O conceito de número, o processo de contagem desenvolveram-se ao longo da história da humanidade. Não é difícil imaginar como esse processo começou. Mesmo nos tempos mais primitivos, o homem já tinha uma certa noção de número, pelo menos já reconhecia quando havia mais ou menos objectos.
Com a evolução da sociedade, a simples contagem tornou-se cada vez mais importante. Uma tribo, tinha de saber quantos membros e quantos inimigos havia e o Homem achou necessário saber se o seu rebanho de carneiros estava a diminuir ou aumentar. Provavelmente, o modo de contagem mais primitivo era feito através de um método simples, utilizando o pricípio da correspondência um para um.
Na contagem dos carneiros, por exemplo, um dedo "estava" para um carneiro. A contagem poderia também ter sido feita utilizando vários processos: fazendo nós numa corda, riscos na terra ou pedra, cortes num pedaço de madeira ou de osso.
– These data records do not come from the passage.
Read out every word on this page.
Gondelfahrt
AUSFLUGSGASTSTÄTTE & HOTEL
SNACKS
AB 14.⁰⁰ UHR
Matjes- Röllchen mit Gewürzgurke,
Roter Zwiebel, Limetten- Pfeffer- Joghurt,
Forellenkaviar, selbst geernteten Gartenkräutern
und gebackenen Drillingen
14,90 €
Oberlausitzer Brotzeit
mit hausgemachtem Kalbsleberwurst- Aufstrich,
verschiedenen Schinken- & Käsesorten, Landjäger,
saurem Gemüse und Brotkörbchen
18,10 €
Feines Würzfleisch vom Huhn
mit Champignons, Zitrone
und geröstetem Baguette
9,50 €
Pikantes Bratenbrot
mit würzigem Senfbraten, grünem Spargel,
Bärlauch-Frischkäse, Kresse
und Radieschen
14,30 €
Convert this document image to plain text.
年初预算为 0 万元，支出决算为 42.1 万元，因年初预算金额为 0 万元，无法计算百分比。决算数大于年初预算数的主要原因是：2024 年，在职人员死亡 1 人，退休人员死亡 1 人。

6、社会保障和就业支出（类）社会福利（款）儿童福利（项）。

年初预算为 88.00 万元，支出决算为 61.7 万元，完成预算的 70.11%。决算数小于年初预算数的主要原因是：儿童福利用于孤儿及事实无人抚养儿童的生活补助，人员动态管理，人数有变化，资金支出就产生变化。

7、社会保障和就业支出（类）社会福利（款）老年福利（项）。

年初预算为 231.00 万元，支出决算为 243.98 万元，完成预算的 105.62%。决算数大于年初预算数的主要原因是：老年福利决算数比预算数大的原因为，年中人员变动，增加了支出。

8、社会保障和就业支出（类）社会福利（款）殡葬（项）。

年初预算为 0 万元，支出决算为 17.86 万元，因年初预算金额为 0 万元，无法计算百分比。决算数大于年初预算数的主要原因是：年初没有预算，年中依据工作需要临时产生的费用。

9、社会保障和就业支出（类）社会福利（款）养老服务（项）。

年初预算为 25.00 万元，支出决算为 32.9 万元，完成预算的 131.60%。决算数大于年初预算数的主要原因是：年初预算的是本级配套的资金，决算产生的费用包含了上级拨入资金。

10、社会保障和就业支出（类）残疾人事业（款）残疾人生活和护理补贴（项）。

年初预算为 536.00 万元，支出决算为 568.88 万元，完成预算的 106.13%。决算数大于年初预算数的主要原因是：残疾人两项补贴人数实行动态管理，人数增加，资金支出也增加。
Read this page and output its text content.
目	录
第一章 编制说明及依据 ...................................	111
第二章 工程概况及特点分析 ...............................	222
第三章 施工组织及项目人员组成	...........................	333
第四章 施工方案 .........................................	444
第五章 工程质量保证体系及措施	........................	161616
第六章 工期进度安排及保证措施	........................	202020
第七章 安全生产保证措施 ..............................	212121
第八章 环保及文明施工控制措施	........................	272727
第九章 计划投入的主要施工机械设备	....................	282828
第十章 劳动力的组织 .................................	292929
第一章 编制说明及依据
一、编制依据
As seguintes figuras 1 e 2 foram encontradas em 1950, numa vila chamada Ishango perto do Lago Edward, Zaire. São datadas entre 9000 e 6500 a.C.
Como se pode ver, estes ossos contêm marcas. Observa atentamente as figuras.

O que é que elas te sugerem?
Segundo Jean de Heinzelin, estas marcas podem representar um jogo aritmético e os padrões sugerem que o sistema de contagem é baseado em 10 e no conhecimento da multiplicação por 2 e por números primos.
Esta é apenas uma interpretação entre muitas outras que podem existir.
Então onde é que isto nos leva?
É pouco nítido o significado que podemos atribuir a estes ossos, mesmo assumindo que as marcas tinham um significado e representavam a actividade de contagem. No entanto, com isto aprendemos uma coisa útil, nomeadamente a usar estes factos para construir os nossos conhecimentos do passado.
Nem só os artefactos arqueológicos são um recurso para conhecer a história do aparecimento dos números e dos primeiros processos de contagem. Também podemos recorrer à própria história da língua.
Que idade tem a nossa linguagem numérica?
É impossível indicar a época exacta em que surgiram os numerais, mas há provas inegáveis de que ela procedeu de vários milhares de anos a história escrita. É notável que o vocabulário dos numerais goza de extraordinária estabilidade, enquanto o tempo introduziu profundas modificações nos restantes aspectos das línguas.
Sugerimos então que compares os numerais das línguas Indo-Europeias típicas:

Porque será então que apesar de tal estabilidade não se encontrem vestígios do significado original? É admissível conjecturarmos que enquanto os numerais permaneceram inalterados desde os dias das suas origens, os nomes dos objectos concretos que lhes deram o nome sofreram profundas alterações.
No que se refere à estrutura da linguagem numérica, os dez dedos do homem deixaram por todo o universo a sua marca. Esta influência dos nossos dez dedos na "escolha" da base do sistema numérico não é uma suposição errónea. Em todas as línguas Indo-Europeias, tal como na semítica, na mongólica e na maioria das línguas primitivas a base de numeração é dez, ou seja, existem numerais independentes até dez apartir do qual se utiliza um processo de composição qualquer até se atingir cem.
No entanto, para além do sistema decimal, encontram-se razoavelmente difundidas duas ou três bases, a quinária (de base 5) e a vigesimal (de base 20).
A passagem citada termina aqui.